Jesse brought the twig back to the car and handed it to her with a flourish. “My lady.”
She lifted it to her nose, but nothing happened. “Mmm.” She focused on the row of trees at the curb and pointed. “Look at how the houses are set up off the street. It’s perfect.” All of the houses seemed old and well maintained. They were two-storied and clapboard on the outside and had a cottage feel to them. “I feel as though I’ve just entered Mayberry.” She raised her hands in the air. “I can’t believe I own my own home! Well, and a mortgage too, but I own my own home, Jesse!”
He grinned. “Tell me how excited you are after you shovel the driveway the first time.”
“I can afford to be independent here. Maybe that’s why Mark walked out on me. I didn’t need him, but I was too swoony to see it. He did me a favor.” The way she felt around Jesse only highlighted what had been wrong in her relationship with Mark. She’d never felt at ease with him but always as though she had something more to aspire to.
“Swoo
ny, huh? Gibraltar didn’t need him either.” Jesse smirked.
“The address is 2250. Oh, Jesse, it’s that white one there!” Her mood dropped as he rolled into the cracked asphalt driveway and she got a closer look. “That’s it?” She suddenly wanted to shoot her bow. Preferably straight into the house.
The roof was missing a few shingles and bowed slightly in the middle, like a slightly over-loved sofa. The garage stood separate from the house with its door askew. The regular door to the house hung on its hinges in an unnatural way, and she turned her head to get some perspective. She tried to remain upbeat. “I’m sure it has great bones.”

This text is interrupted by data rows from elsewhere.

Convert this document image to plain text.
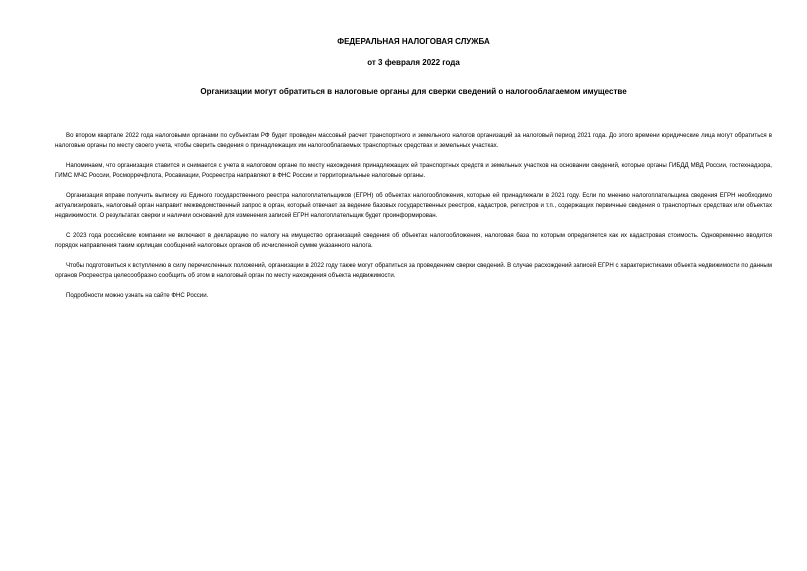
ФЕДЕРАЛЬНАЯ НАЛОГОВАЯ СЛУЖБА
от 3 февраля 2022 года
Организации могут обратиться в налоговые органы для сверки сведений о налогооблагаемом имуществе

Во втором квартале 2022 года налоговыми органами по субъектам РФ будет проведен массовый расчет транспортного и земельного налогов организаций за налоговый период 2021 года. До этого времени юридические лица могут обратиться в налоговые органы по месту своего учета, чтобы сверить сведения о принадлежащих им налогооблагаемых транспортных средствах и земельных участках.

Напоминаем, что организация ставится и снимается с учета в налоговом органе по месту нахождения принадлежащих ей транспортных средств и земельных участков на основании сведений, которые органы ГИБДД МВД России, гостехнадзора, ГИМС МЧС России, Росморречфлота, Росавиации, Росреестра направляют в ФНС России и территориальные налоговые органы.

Организация вправе получить выписку из Единого государственного реестра налогоплательщиков (ЕГРН) об объектах налогообложения, которые ей принадлежали в 2021 году. Если по мнению налогоплательщика сведения ЕГРН необходимо актуализировать, налоговый орган направит межведомственный запрос в орган, который отвечает за ведение базовых государственных реестров, кадастров, регистров и т.п., содержащих первичные сведения о транспортных средствах или объектах недвижимости. О результатах сверки и наличии оснований для изменения записей ЕГРН налогоплательщик будет проинформирован.

С 2023 года российские компании не включают в декларацию по налогу на имущество организаций сведения об объектах налогообложения, налоговая база по которым определяется как их кадастровая стоимость. Одновременно вводится порядок направления таким юрлицам сообщений налоговых органов об исчисленной сумме указанного налога.

Чтобы подготовиться к вступлению в силу перечисленных положений, организации в 2022 году также могут обратиться за проведением сверки сведений. В случае расхождений записей ЕГРН с характеристиками объекта недвижимости по данным органов Росреестра целесообразно сообщить об этом в налоговый орган по месту нахождения объекта недвижимости.

Подробности можно узнать на сайте ФНС России.
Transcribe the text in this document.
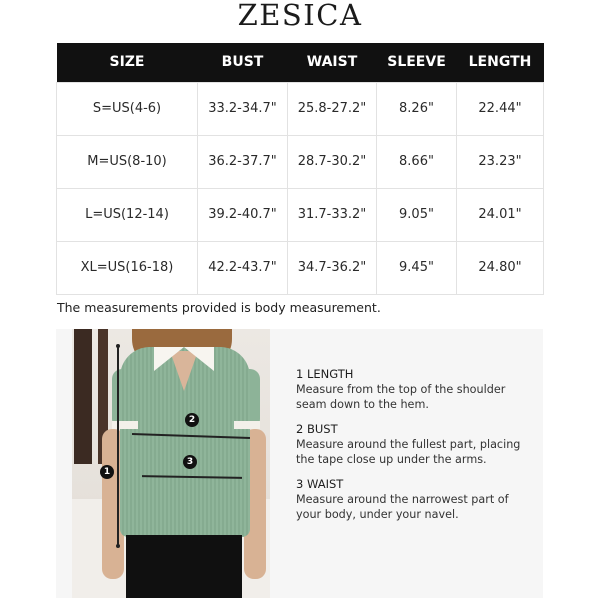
ZESICA
SIZE	BUST	WAIST	SLEEVE	LENGTH
S=US(4-6)	33.2-34.7"	25.8-27.2"	8.26"	22.44"
M=US(8-10)	36.2-37.7"	28.7-30.2"	8.66"	23.23"
L=US(12-14)	39.2-40.7"	31.7-33.2"	9.05"	24.01"
XL=US(16-18)	42.2-43.7"	34.7-36.2"	9.45"	24.80"
The measurements provided is body measurement.
1
2
3
1 LENGTH
Measure from the top of the shoulder seam down to the hem.
2 BUST
Measure around the fullest part, placing the tape close up under the arms.
3 WAIST
Measure around the narrowest part of your body, under your navel.
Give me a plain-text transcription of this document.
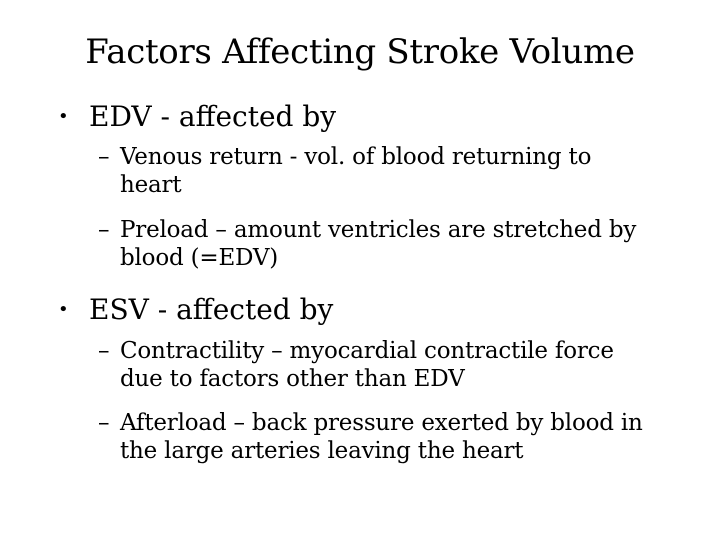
Factors Affecting Stroke Volume
• EDV - affected by
– Venous return - vol. of blood returning to heart
– Preload – amount ventricles are stretched by blood (=EDV)
• ESV - affected by
– Contractility – myocardial contractile force due to factors other than EDV
– Afterload – back pressure exerted by blood in the large arteries leaving the heart
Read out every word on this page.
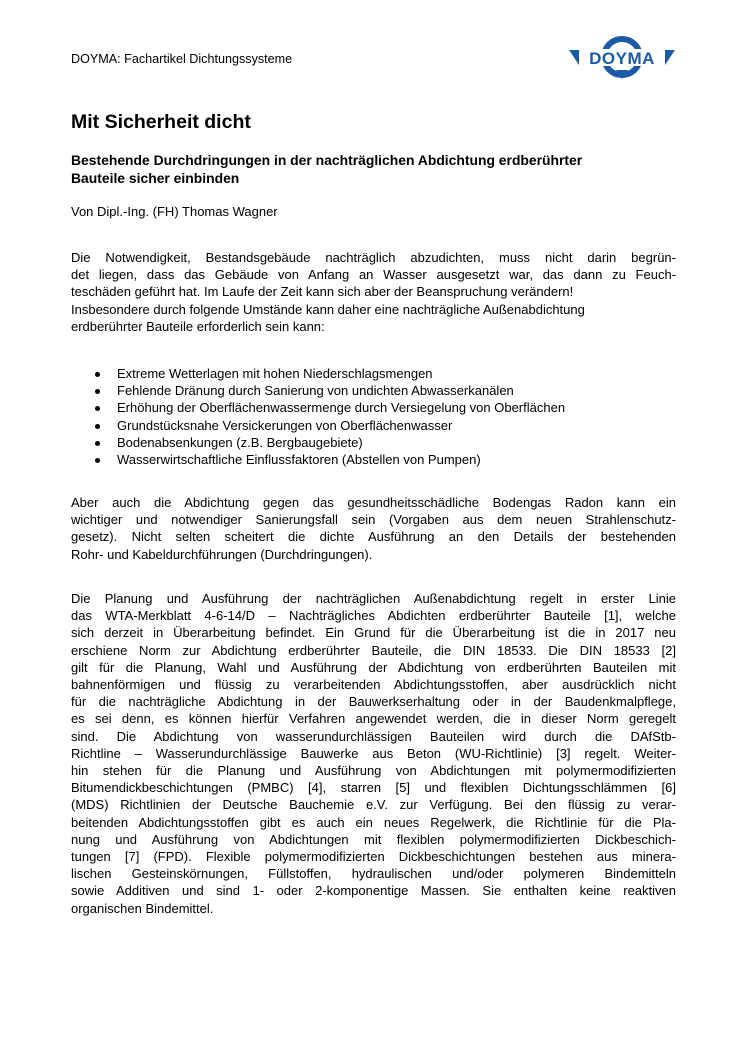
DOYMA: Fachartikel Dichtungssysteme	DOYMA
Mit Sicherheit dicht
Bestehende Durchdringungen in der nachträglichen Abdichtung erdberührter
Bauteile sicher einbinden

Von Dipl.-Ing. (FH) Thomas Wagner

Die Notwendigkeit, Bestandsgebäude nachträglich abzudichten, muss nicht darin begrün-
det liegen, dass das Gebäude von Anfang an Wasser ausgesetzt war, das dann zu Feuch-
teschäden geführt hat. Im Laufe der Zeit kann sich aber der Beanspruchung verändern!
Insbesondere durch folgende Umstände kann daher eine nachträgliche Außenabdichtung
erdberührter Bauteile erforderlich sein kann:

Extreme Wetterlagen mit hohen Niederschlagsmengen
Fehlende Dränung durch Sanierung von undichten Abwasserkanälen
Erhöhung der Oberflächenwassermenge durch Versiegelung von Oberflächen
Grundstücksnahe Versickerungen von Oberflächenwasser
Bodenabsenkungen (z.B. Bergbaugebiete)
Wasserwirtschaftliche Einflussfaktoren (Abstellen von Pumpen)

Aber auch die Abdichtung gegen das gesundheitsschädliche Bodengas Radon kann ein
wichtiger und notwendiger Sanierungsfall sein (Vorgaben aus dem neuen Strahlenschutz-
gesetz). Nicht selten scheitert die dichte Ausführung an den Details der bestehenden
Rohr- und Kabeldurchführungen (Durchdringungen).

Die Planung und Ausführung der nachträglichen Außenabdichtung regelt in erster Linie
das WTA-Merkblatt 4-6-14/D – Nachträgliches Abdichten erdberührter Bauteile [1], welche
sich derzeit in Überarbeitung befindet. Ein Grund für die Überarbeitung ist die in 2017 neu
erschiene Norm zur Abdichtung erdberührter Bauteile, die DIN 18533. Die DIN 18533 [2]
gilt für die Planung, Wahl und Ausführung der Abdichtung von erdberührten Bauteilen mit
bahnenförmigen und flüssig zu verarbeitenden Abdichtungsstoffen, aber ausdrücklich nicht
für die nachträgliche Abdichtung in der Bauwerkserhaltung oder in der Baudenkmalpflege,
es sei denn, es können hierfür Verfahren angewendet werden, die in dieser Norm geregelt
sind. Die Abdichtung von wasserundurchlässigen Bauteilen wird durch die DAfStb-
Richtline – Wasserundurchlässige Bauwerke aus Beton (WU-Richtlinie) [3] regelt. Weiter-
hin stehen für die Planung und Ausführung von Abdichtungen mit polymermodifizierten
Bitumendickbeschichtungen (PMBC) [4], starren [5] und flexiblen Dichtungsschlämmen [6]
(MDS) Richtlinien der Deutsche Bauchemie e.V. zur Verfügung. Bei den flüssig zu verar-
beitenden Abdichtungsstoffen gibt es auch ein neues Regelwerk, die Richtlinie für die Pla-
nung und Ausführung von Abdichtungen mit flexiblen polymermodifizierten Dickbeschich-
tungen [7] (FPD). Flexible polymermodifizierten Dickbeschichtungen bestehen aus minera-
lischen Gesteinskörnungen, Füllstoffen, hydraulischen und/oder polymeren Bindemitteln
sowie Additiven und sind 1- oder 2-komponentige Massen. Sie enthalten keine reaktiven
organischen Bindemittel.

“Yeah. It’s the best neighborhood.”
“Is it just me, or is the state of the foundation a bit wonky?”
“I’m sure it’s just our perspective. Let’s go see it.”
But Daphne was just sitting, staring wide-eyed at the For Sale sign. It had AS IS written across it like a bad beauty pageant sash.
“It’s like it reads Miss Congeniality,” she murmured. Her hands were moving strangely in her lap, as though she was knitting with invisible needles.
“What are you doing?”
“Oh. I knit when I’m nervous. I don’t really knit much anymore, but my hands still go into action when I’m nervous.”
He stared at her as though he couldn’t believe she could get any stranger.
“I know,” she said. “I’m a knitting, bow shooting, human bloodhound. You were expecting normal?”
Jesse laughed and got out of the car. He came around and opened the car door for her and held out his hand. She felt his touch like an electrical pulse to her system. She looked to him, and he pulled his gaze away immediately.
“It’s absolutely the best neighborhood,” he said, sounding like a used-car salesman. “Let’s go see these great bones, shall we?”
The change in his tone completely shut down the sense of intimacy they’d established in the car, and to Daphne it felt like a stinging rejection. Suddenly she just wanted to be alone. She’d been stupid to think that she was ready for even a working friendship with a man.